Une économie « saine » serait donc une économie sans inflation, la stabilité des prix reflétant une situation sans tension particulière, sans « excès », et permettant aux différents agents de pouvoir apprécier correctement leurs revenus réels actuels et futurs.

Un des effets pervers les plus importants de l'inflation, surtout quand celle-ci est instable, est de rendre difficile le calcul économique ainsi que les prévisions en général. Les agents sont alors amenés à anticiper des taux d'inflation (le plus souvent en extrapolant les taux récents) et, de ce fait, à se faire eux-mêmes les vecteurs de l'inflation. Ainsi, lors de négociations salariales, les syndicats intègrent dans leurs revendications la perte de pouvoir d'achat liée à la dépréciation attendue des salaires nominaux, et les prêteurs majorent leurs taux d'intérêt. Les anticipations inflationnistes tendent donc à devenir « auto-réalisatrices ».

Mais ce processus, qui pourrait être « neutre » si tous les prix et tous les revenus augmentaient dans la même proportion, s'accompagne le plus souvent d'une distorsion des prix relatifs et d'une croissance inégale des revenus. En effet, les prix des différents biens et services n'augmentent jamais au même rythme, pour des raisons tenant soit aux mécanismes de transmission de l'inflation, soit au comportement des agents, ou aux différences de gains de productivité. De plus, les revenus nominaux et réels des différentes catégories sociales n'évoluent pas non plus de la même façon, suivant leur rôle dans l'économie, leur capacité de négociation et la nature même de leurs revenus.

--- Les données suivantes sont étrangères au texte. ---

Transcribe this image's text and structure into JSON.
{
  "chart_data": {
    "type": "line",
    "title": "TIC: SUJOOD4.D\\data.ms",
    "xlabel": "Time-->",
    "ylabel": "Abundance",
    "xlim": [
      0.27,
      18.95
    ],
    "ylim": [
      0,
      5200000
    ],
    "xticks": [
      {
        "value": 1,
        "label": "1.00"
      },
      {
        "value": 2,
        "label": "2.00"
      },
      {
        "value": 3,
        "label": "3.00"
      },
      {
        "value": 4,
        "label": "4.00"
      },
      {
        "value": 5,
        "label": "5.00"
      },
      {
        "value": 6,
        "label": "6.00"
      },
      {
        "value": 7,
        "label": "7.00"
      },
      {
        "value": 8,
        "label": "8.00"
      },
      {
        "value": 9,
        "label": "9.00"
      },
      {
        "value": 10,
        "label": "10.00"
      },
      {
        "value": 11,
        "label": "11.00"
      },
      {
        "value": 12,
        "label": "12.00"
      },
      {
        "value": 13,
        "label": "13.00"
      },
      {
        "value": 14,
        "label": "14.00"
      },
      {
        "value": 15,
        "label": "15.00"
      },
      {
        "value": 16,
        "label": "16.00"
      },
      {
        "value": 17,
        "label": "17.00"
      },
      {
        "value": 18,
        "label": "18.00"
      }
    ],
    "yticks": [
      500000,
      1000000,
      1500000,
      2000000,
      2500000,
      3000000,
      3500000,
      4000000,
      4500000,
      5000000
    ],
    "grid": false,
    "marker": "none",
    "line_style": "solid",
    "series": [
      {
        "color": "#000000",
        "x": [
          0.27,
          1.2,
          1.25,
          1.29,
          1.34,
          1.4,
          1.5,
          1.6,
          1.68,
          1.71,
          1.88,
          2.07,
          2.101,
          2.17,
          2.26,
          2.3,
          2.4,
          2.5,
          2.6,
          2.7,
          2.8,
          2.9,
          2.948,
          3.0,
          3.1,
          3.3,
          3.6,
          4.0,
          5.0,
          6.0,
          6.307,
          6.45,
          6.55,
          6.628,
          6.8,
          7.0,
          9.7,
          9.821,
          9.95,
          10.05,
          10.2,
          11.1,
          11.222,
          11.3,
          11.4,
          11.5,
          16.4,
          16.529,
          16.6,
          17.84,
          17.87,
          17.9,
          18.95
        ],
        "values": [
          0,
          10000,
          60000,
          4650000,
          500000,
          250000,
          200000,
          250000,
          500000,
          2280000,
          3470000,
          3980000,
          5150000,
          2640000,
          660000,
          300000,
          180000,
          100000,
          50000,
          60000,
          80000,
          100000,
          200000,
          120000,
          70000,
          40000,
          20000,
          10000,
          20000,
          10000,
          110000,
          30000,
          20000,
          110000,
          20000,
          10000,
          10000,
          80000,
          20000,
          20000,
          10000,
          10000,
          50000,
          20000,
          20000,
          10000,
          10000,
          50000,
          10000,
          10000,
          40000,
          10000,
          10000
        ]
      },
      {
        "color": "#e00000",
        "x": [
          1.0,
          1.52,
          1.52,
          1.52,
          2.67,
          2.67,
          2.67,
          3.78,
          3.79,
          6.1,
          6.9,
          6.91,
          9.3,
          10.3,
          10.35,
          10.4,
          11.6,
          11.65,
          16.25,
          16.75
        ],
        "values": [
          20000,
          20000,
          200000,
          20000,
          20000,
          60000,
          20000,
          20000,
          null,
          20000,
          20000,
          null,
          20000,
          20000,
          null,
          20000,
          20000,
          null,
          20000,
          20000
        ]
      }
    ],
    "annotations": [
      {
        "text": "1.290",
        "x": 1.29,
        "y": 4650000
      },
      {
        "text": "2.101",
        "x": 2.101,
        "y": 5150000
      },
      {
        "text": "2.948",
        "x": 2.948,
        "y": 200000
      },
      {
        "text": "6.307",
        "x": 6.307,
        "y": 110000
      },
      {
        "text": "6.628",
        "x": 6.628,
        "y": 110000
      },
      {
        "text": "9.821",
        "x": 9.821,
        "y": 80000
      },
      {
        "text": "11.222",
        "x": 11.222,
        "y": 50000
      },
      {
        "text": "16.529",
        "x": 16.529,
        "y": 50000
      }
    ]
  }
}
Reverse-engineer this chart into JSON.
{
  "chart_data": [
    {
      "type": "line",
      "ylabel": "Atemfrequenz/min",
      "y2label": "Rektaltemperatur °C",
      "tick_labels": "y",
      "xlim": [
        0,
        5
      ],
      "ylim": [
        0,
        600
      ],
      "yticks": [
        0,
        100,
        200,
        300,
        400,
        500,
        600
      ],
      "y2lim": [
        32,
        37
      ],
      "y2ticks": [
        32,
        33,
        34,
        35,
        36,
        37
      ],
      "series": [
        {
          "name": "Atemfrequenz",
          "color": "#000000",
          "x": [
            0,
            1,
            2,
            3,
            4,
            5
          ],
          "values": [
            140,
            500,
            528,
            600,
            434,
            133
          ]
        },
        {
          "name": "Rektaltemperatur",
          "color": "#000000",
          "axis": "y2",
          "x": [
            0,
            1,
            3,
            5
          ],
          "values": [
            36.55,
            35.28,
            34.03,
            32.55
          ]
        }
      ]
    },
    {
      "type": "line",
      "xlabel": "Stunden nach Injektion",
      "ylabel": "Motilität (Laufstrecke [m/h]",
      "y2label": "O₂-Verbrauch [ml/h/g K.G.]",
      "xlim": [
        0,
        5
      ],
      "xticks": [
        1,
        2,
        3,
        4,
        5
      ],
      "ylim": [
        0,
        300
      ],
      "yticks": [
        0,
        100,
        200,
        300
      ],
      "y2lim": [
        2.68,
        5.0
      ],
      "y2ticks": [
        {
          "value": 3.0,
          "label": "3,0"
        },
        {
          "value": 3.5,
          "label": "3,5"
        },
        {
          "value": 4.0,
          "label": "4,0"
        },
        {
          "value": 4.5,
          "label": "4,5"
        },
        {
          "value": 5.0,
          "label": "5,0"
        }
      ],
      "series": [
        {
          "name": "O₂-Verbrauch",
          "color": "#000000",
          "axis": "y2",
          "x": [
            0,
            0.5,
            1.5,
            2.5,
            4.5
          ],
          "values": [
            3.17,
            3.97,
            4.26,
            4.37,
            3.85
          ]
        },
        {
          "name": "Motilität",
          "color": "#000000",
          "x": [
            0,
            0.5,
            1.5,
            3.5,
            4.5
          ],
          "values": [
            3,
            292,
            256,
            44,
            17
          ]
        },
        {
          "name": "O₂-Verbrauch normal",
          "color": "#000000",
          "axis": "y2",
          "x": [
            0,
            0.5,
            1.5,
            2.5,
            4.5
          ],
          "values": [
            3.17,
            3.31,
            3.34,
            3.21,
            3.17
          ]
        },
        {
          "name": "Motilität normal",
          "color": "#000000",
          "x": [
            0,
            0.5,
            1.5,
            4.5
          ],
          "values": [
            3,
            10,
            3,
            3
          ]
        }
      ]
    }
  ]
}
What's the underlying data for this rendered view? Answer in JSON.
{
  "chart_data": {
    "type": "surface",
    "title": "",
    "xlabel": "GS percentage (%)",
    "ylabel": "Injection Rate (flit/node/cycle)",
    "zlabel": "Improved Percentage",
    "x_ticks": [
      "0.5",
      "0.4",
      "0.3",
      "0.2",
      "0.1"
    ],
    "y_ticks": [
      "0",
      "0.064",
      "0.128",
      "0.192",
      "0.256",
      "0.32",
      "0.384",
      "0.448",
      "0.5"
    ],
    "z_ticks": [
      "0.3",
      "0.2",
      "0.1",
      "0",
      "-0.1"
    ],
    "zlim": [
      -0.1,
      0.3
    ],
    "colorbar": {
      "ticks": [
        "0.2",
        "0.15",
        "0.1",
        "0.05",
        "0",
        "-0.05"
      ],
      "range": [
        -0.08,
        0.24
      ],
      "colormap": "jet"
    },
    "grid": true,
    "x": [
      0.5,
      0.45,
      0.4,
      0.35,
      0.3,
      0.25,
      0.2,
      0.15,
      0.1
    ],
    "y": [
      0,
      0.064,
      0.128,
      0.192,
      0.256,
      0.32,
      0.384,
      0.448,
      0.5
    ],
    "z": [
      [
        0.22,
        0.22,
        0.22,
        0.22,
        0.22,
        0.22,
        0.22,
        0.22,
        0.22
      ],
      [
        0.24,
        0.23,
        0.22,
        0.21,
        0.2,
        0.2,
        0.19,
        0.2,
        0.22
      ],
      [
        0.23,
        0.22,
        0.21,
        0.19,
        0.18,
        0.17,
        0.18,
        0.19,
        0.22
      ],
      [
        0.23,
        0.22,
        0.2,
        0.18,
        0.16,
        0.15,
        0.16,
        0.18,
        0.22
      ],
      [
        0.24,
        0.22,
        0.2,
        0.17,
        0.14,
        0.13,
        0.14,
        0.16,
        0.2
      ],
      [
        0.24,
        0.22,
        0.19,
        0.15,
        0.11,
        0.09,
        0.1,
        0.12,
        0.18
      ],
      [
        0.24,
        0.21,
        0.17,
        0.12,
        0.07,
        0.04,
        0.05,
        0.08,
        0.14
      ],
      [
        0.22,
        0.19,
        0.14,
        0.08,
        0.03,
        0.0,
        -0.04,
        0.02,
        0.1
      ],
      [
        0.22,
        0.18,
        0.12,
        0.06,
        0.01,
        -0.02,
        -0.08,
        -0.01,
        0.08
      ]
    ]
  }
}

Ainsi, on considère que les « actifs » se protègent mieux de l'inflation que les retraités et les pensionnés, et que l'inflation qui s'accélère bénéficie aux emprunteurs, dont le poids de la dette s'allège au détriment des prêteurs.

L'inflation exerce un autre effet négatif sur l'économie d'un pays quand son taux s'écarte de celui de ses concurrents. Si ce « différentiel d'inflation» devient important, il détériore en effet la compétitivité-prix des produits des pays les plus inflationnistes, autant à l'exportation que sur leur marché intérieur. La détérioration de la balance commerciale qui en résulte déprécie la monnaie du pays déficitaire, ce qui enchérit le coût de ses importations. Cette « inflation importée » accentue encore la hausse de ses prix intérieurs. C'est la raison pour laquelle la plupart des grands pays industriels se sont engagés après les chocs pétroliers des années 1973 et 1979 dans des politiques de rigueur, dites de « désinflation compé-titive », pour s'aligner sur les taux d'inflation des pays les moins inflationnistes.